Reproducible-Science-Curriculum / organization-RR-Jupyter

Data and project organization for Reproducible Research link to old longer version.
https://reproducible-science-curriculum.github.io/organization-RR-Jupyter/
Creative Commons Zero v1.0 Universal
7 stars 8 forks source link

Section 04 - Modifying #8

Closed choldgraf closed 6 years ago

choldgraf commented 7 years ago

https://github.com/Reproducible-Science-Curriculum/organization-RR-Jupyter/blob/gh-pages/_episodes/04-modifying.md

choldgraf commented 7 years ago

I just pushed a draft of these materials, feel free to take a look

dleehr commented 7 years ago

Open the data file in 01_cleaning using Excel (or your GUI text editor of choice)

Should we be working with a CSV file at this point? Section 02 has users copying around the original asdf.xlsx file, and not converting to CSV (though there is talk of this in the google doc). And I assume CSV is preferred for the next lesson, so perhaps we should be converting to CSV here or in Section 02.

dleehr commented 7 years ago

I think I'll plan to distribute the xlsx file and have the students export it to CSV from 00_raw to 00_cleaning, rather than copying the data in section 02

naupaka commented 7 years ago

I think the idea is that if you are going to use Excel to clean up your data, then it makes sense to export it to csv only once it has been cleaned (instead of at an intermediate step), since one of the things you may be working with in that file may have to do with formatting that would be lost when exported to csv (formatted text, cell coloring, formulas, etc).
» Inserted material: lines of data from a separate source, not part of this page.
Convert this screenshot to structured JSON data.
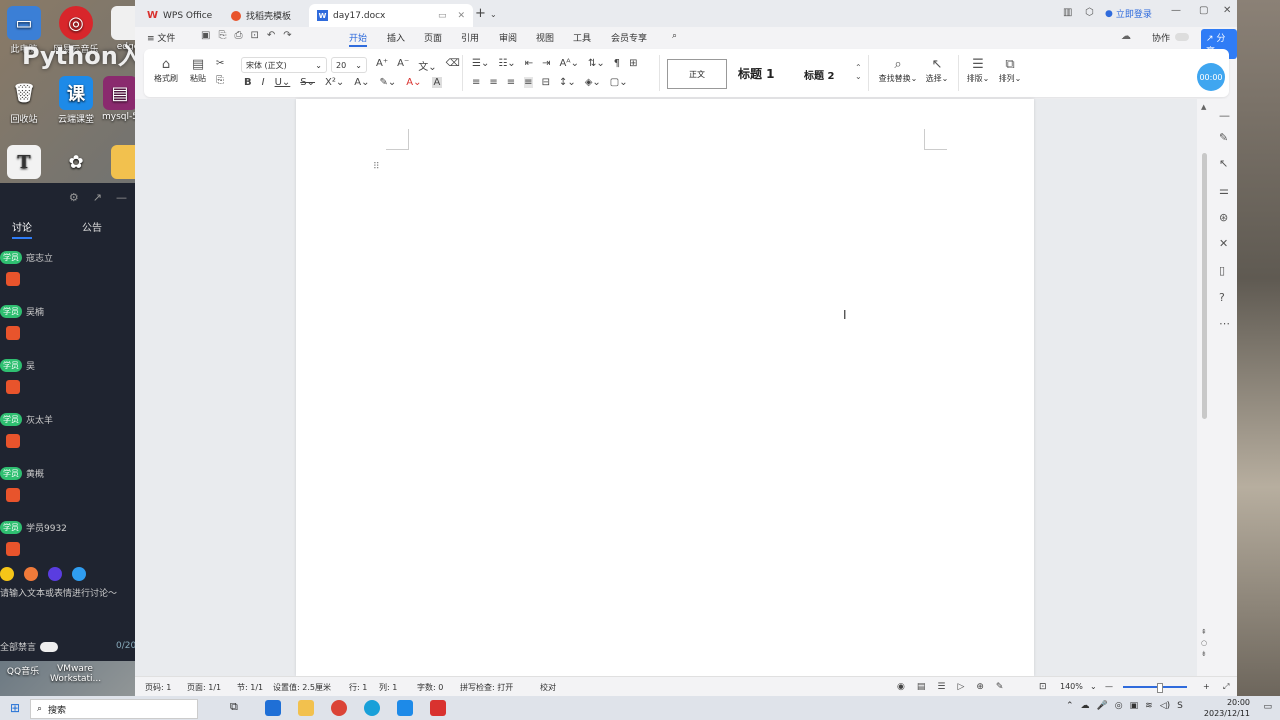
{
  "desktop": {
    "icons": [
      {
        "label": "此电脑"
      },
      {
        "label": "网易云音乐"
      },
      {
        "label": "edge"
      },
      {
        "label": "回收站"
      },
      {
        "label": "云端课堂"
      },
      {
        "label": "mysql-5"
      },
      {
        "label": ""
      },
      {
        "label": ""
      },
      {
        "label": ""
      }
    ],
    "watermark": "Python入门教程   [课后学习]",
    "bottom_icons": [
      "QQ音乐",
      "VMware Workstati..."
    ]
  },
  "chat": {
    "tabs": [
      "讨论",
      "公告"
    ],
    "badge": "学员",
    "messages": [
      {
        "name": "寇志立"
      },
      {
        "name": "吴楠"
      },
      {
        "name": "吴"
      },
      {
        "name": "灰太羊"
      },
      {
        "name": "黄概"
      },
      {
        "name": "学员9932"
      }
    ],
    "input_placeholder": "请输入文本或表情进行讨论～",
    "mute_all": "全部禁言",
    "count": "0/20"
  },
  "wps": {
    "tabs": [
      {
        "label": "WPS Office"
      },
      {
        "label": "找稻壳模板"
      },
      {
        "label": "day17.docx"
      }
    ],
    "login": "立即登录",
    "menu": [
      "文件",
      "开始",
      "插入",
      "页面",
      "引用",
      "审阅",
      "视图",
      "工具",
      "会员专享"
    ],
    "collab": "协作",
    "share": "分享",
    "ribbon": {
      "format_painter": "格式刷",
      "paste": "粘贴",
      "font": "宋体 (正文)",
      "size": "20",
      "styles": [
        "正文",
        "标题 1",
        "标题 2"
      ],
      "find_replace": "查找替换",
      "select": "选择",
      "layout": "排版",
      "arrange": "排列",
      "timer": "00:00"
    },
    "status": {
      "page_num": "页码: 1",
      "pages": "页面: 1/1",
      "section": "节: 1/1",
      "setting": "设置值: 2.5厘米",
      "row": "行: 1",
      "col": "列: 1",
      "words": "字数: 0",
      "spell": "拼写检查: 打开",
      "proof": "校对",
      "zoom": "140%"
    }
  },
  "taskbar": {
    "search": "搜索",
    "time": "20:00",
    "date": "2023/12/11"
  },
  "colors": {
    "accent": "#2f6bdc",
    "chat_bg": "#1f2430",
    "share": "#2f7cf6"
  }
}
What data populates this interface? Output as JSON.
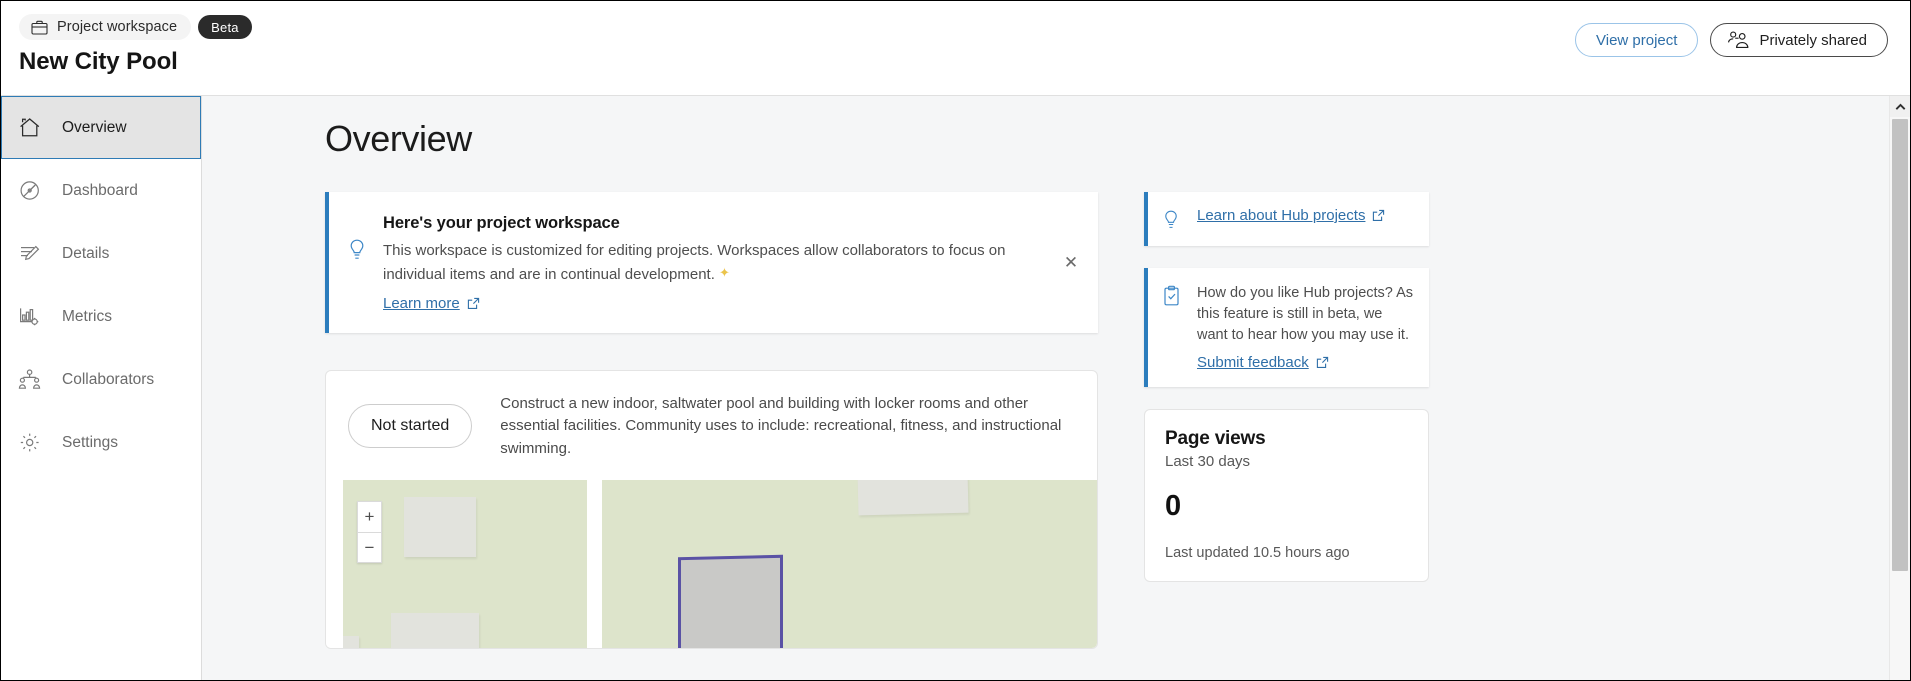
{
  "header": {
    "workspace_badge": "Project workspace",
    "workspace_icon": "briefcase-icon",
    "beta_badge": "Beta",
    "project_title": "New City Pool",
    "view_project_label": "View project",
    "privately_shared_label": "Privately shared",
    "privately_shared_icon": "group-users-icon",
    "accent_blue": "#2f6fa8",
    "outline_blue": "#9bc4e8"
  },
  "sidebar": {
    "items": [
      {
        "label": "Overview",
        "icon": "home-icon",
        "active": true
      },
      {
        "label": "Dashboard",
        "icon": "gauge-icon",
        "active": false
      },
      {
        "label": "Details",
        "icon": "edit-lines-icon",
        "active": false
      },
      {
        "label": "Metrics",
        "icon": "bar-chart-gear-icon",
        "active": false
      },
      {
        "label": "Collaborators",
        "icon": "people-network-icon",
        "active": false
      },
      {
        "label": "Settings",
        "icon": "gear-icon",
        "active": false
      }
    ],
    "active_border_color": "#2e7bb5",
    "active_bg_color": "#e4e4e4"
  },
  "main": {
    "page_title": "Overview",
    "notice": {
      "icon": "lightbulb-icon",
      "title": "Here's your project workspace",
      "text": "This workspace is customized for editing projects. Workspaces allow collaborators to focus on individual items and are in continual development.",
      "sparkle": "✦",
      "link_label": "Learn more",
      "link_icon": "external-link-icon",
      "close_icon": "close-icon",
      "accent_color": "#2c7dbd"
    },
    "project_card": {
      "status": "Not started",
      "description": "Construct a new indoor, saltwater pool and building with locker rooms and other essential facilities. Community uses to include: recreational, fitness, and instructional swimming.",
      "map": {
        "zoom_in": "+",
        "zoom_out": "−",
        "zoom_in_icon": "plus-icon",
        "zoom_out_icon": "minus-icon",
        "land_color": "#dde4cb",
        "building_color": "#e2e3dd",
        "parcel_outline_color": "#5a52a5"
      }
    }
  },
  "right_rail": {
    "learn_card": {
      "icon": "lightbulb-icon",
      "link_label": "Learn about Hub projects",
      "link_icon": "external-link-icon"
    },
    "feedback_card": {
      "icon": "clipboard-check-icon",
      "text": "How do you like Hub projects? As this feature is still in beta, we want to hear how you may use it.",
      "link_label": "Submit feedback",
      "link_icon": "external-link-icon"
    },
    "page_views_card": {
      "title": "Page views",
      "subtitle": "Last 30 days",
      "value": "0",
      "footer": "Last updated 10.5 hours ago"
    }
  },
  "scrollbar": {
    "up_arrow_icon": "chevron-up-icon"
  }
}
So only when those other sets of information and metadata are encoded in the file in a way that would export to plain text do you do that conversion. That was our idea, anyway.

iamciera commented 6 years ago

This lesson was dramatically shortened, therefore this section was dropped.

hlapp commented 6 years ago

I did bring it back, with instructor guide notes to skip it if the lesson is taught as part of the full curriculum, in which case it will be significantly redundant with the Data Exploration lesson.